Here, it is important to understand the difference between having thoughts -which is the mind's activity- and being engaged with thoughts- which is the activity of the doer. When you find you have been engaged in thinking whether for a few seconds or for some time (salience), simply and effortlessly let go (executive), and reorient your attention back to your chosen object of focus (executive), letting go of the doer.


Mind wandering can be a hindrance if not properly understood as a spontaneous and natural epiphenomena of mind. The reactive, conditioned mind can remain resistant to change of any kind. Properly understood, however, a wandering mind offers the resistance you need to train in the same way gravity offers resistance for a weight lifter. As a weight lifter may groan and grunt and strain against the heavy load, you, too, may find yourself groaning and grunting and straining against the resistance offered by your own mind. Keep relaxing, allowing, and letting go. By making exercise a habit, the weight lifter conditions his or her body and grows in strength. The weightlifter does not curse gravity. By training your mind, you strengthen the neural networks underpinning attention. Training is more intense when the mind kicks like a wild bull.


Gradually, the structure of the brain changes- as does the body with exercise- and you will find it easier to sustain attention, to disengage from emotionally charged thoughts, to bring the mind and body to a state of ease.


We watch all mental phenomena arise and pass away. We notice the unfolding, the habitual patterns, the chains of cause and effect, the automatic patterns coming and going, sensations arising and passing away. We do not control- this is a default mode function. Rather than resist, we zoom attention in to experience. We sit with whatever arises- including discomfort. Indeed, we learn to reframe discomfort as a good. This attitude of friendliness and openness makes it possible to sit with tension and fear. We observe whatever arises as it arises: if tension, tension. We sit with that, the tightness, the throbbing, the heat, the pulsing. If we can maintain the attitude of a dispassionate and objective scientist, we can bring attention and curiosity to it. Explore the sensations. Where does it start? Where does it end? How deep does it go? How far out does it radiate? What is its quality? How intense is it?


There is more freedom here. This is empowering. We realize we can choose our response. We are no longer as embedded with thoughts as we once were. We can choose to allow; we can choose to observe. Over time, the discomforts no longer have as much power over us. In time, conditioned responses may even be extinguished. Eventually, we begin to feel less reactive, more equanimous, less anxious.

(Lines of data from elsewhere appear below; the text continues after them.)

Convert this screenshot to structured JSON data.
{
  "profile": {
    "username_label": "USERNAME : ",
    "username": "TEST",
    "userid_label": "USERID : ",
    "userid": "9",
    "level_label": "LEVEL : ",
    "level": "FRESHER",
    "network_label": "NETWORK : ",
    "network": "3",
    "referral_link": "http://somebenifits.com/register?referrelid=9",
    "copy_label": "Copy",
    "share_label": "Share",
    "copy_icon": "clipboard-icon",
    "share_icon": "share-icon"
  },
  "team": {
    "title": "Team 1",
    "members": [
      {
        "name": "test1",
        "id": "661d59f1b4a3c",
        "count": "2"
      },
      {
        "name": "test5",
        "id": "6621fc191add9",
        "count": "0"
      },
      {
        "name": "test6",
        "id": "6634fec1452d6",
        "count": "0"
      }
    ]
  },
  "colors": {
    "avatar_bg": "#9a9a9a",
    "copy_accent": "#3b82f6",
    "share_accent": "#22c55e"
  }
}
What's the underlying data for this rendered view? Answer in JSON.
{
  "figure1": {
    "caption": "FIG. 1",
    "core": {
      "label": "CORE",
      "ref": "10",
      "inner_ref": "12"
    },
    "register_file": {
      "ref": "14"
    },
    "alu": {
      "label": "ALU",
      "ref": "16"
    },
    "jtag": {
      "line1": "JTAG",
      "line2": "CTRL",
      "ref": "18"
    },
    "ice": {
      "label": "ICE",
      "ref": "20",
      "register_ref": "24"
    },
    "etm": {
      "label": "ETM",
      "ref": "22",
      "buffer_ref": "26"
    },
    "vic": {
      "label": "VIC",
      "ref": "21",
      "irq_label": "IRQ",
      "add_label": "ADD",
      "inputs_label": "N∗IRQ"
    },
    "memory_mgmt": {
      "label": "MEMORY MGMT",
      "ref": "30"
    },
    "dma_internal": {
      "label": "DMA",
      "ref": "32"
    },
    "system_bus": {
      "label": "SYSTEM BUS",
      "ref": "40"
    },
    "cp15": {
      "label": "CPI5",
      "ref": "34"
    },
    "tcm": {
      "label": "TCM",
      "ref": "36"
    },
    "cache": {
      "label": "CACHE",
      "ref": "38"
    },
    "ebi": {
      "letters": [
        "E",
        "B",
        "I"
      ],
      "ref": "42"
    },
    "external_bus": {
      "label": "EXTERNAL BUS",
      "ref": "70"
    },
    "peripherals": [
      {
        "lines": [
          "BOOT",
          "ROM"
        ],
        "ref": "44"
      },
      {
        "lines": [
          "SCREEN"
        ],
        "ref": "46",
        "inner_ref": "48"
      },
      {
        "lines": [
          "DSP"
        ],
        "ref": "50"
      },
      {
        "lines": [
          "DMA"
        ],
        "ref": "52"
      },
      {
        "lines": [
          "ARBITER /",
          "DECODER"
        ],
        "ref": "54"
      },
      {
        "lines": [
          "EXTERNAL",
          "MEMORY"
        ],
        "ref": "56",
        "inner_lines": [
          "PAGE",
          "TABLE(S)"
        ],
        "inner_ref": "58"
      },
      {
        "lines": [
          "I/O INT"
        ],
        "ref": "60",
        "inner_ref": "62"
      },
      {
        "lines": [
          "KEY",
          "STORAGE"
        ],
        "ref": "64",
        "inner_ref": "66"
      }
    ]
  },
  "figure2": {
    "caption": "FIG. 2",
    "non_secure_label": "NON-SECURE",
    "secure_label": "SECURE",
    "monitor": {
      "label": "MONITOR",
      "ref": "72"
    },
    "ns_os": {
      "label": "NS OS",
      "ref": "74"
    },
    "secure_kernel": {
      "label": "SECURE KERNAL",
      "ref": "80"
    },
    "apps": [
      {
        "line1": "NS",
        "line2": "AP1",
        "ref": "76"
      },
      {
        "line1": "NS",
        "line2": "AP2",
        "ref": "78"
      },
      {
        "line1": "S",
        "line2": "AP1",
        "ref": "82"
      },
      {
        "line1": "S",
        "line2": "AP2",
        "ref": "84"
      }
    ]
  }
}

Practice takes effort, initially, until practice becomes effortless. We learn to let go fully; we stop efforting- which is a default mode function. One may even reach a point of non-doing. Structural change takes time, however. Rewiring the mind takes time. Approach with patience and let the seed of practice germinate. In time, something beautiful will flower in the garden of the mind. And when it matures, it will self-propagate and spread with little effort on your part. You will have tilled and worked the plot you were given, attending to the conditions your seed of mindfulness needs to grow. That tiny seed will do the rest.